MLB Franchise Notes: Bob Nutting Lauded For Pirates' Turnaround
In Pittsburgh, Biertempfel & Cohn noted former Pirates Owner Kevin McClatchy "threw out the ceremonial first pitch" prior to yesterday's NLDS Game 3 against the Cardinals at PNC Park. After current Owner Bob Nutting "took control of the team in January 2007, McClatchy agreed to stay in the background." McClatchy said, "I felt like I was a little estranged from the team, but it was mostly my doing. I didn't want to get in people's way. But this feels like coming home." Nutting "asked McClatchy to throw out the first pitch" (TRIBLIVE.com, 10/6). Also in Pittsburgh, Dejan Kovacevic wrote of the Pirates making the playoffs for the first time since '92, "Nutting did this. ... Nutting lit this flame." Nutting is "far more a delegator than dictator, but he knew what he had to do." A member of the Pirates' front office said Nutting “blew the doors and walls off the place" (PITTSBURGH TRIBUNE-REVIEW, 10/6).

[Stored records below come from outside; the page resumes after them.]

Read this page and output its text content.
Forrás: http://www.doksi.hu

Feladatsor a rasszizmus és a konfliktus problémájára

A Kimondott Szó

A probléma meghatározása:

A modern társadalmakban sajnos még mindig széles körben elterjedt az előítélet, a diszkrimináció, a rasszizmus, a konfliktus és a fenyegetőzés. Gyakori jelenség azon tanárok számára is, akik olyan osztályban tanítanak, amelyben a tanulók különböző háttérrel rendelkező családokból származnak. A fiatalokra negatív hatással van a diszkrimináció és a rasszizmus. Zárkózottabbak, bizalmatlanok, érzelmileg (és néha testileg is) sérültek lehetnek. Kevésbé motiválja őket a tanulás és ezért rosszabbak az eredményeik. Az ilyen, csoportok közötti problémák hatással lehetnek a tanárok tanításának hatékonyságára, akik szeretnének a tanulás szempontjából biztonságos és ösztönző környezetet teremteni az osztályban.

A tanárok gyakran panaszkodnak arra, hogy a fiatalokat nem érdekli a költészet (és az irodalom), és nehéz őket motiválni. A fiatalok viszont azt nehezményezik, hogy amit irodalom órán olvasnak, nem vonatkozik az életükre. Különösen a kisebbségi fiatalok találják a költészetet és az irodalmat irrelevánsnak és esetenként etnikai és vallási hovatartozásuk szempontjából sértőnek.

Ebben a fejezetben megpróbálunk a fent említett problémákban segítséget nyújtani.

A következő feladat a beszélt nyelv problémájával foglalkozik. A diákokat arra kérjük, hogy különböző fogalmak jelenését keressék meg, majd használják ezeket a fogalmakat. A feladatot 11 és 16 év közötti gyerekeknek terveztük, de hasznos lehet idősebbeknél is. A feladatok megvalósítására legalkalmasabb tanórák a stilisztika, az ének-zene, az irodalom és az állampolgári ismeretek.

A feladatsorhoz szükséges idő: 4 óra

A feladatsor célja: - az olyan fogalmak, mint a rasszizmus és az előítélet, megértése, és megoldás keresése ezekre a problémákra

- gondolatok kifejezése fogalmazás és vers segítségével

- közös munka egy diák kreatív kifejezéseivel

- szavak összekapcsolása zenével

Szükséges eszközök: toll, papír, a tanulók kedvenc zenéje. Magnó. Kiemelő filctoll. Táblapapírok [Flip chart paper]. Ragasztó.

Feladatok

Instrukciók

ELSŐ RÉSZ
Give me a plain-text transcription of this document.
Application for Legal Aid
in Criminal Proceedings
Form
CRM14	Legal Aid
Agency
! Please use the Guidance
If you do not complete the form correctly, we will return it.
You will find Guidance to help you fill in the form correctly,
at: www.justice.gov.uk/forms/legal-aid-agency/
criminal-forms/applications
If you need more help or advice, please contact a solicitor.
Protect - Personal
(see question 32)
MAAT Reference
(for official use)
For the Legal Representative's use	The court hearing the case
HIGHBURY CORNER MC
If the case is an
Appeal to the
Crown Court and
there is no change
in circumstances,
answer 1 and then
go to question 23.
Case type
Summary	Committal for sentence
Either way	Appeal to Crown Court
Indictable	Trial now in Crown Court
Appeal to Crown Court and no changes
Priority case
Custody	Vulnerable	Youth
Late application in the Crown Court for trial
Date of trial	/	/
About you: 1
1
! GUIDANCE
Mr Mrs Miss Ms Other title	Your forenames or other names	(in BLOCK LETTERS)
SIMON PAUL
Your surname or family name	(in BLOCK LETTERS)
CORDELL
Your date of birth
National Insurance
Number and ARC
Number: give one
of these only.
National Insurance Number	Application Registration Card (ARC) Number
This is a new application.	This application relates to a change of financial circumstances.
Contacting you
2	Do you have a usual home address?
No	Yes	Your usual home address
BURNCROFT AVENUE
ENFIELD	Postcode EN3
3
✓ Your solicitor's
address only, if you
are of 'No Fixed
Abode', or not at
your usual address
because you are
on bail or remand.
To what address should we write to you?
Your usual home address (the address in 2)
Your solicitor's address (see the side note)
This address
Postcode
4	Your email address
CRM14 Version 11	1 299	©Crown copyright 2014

STEP RIGHT UP: In N.Y., Richard Sandomir wrote the Mets "are, for now, a middle-market franchise playing in New York." That is "what happens when a team’s owners have been fleeced by Bernard L. Madoff and have made some bad free-agent signings, and their ballpark grows emptier each season." But playing the "middle-market game is not wrong." Mets GM Sandy Alderson "understands that you can get by on a payroll" of less than $100M. But now he needs to "prove he can do it in Flushing, where big (and questionable) spending worked out badly." It "cannot be easy to be forced to play the role of a middle-market franchise in a marquee city" (N.Y. TIMES, 10/6).
MAN OF THE PEOPLE: In Cincinnati, John Fay wrote Reds President & CEO Bob Castellini "is a fans-first owner who is also a fan," which is a "big reason Dusty Baker will not be back as manager." Trying to keep fans happy "can also be the worst thing an owner can do" (CINCINNATI ENQUIRER, 10/6).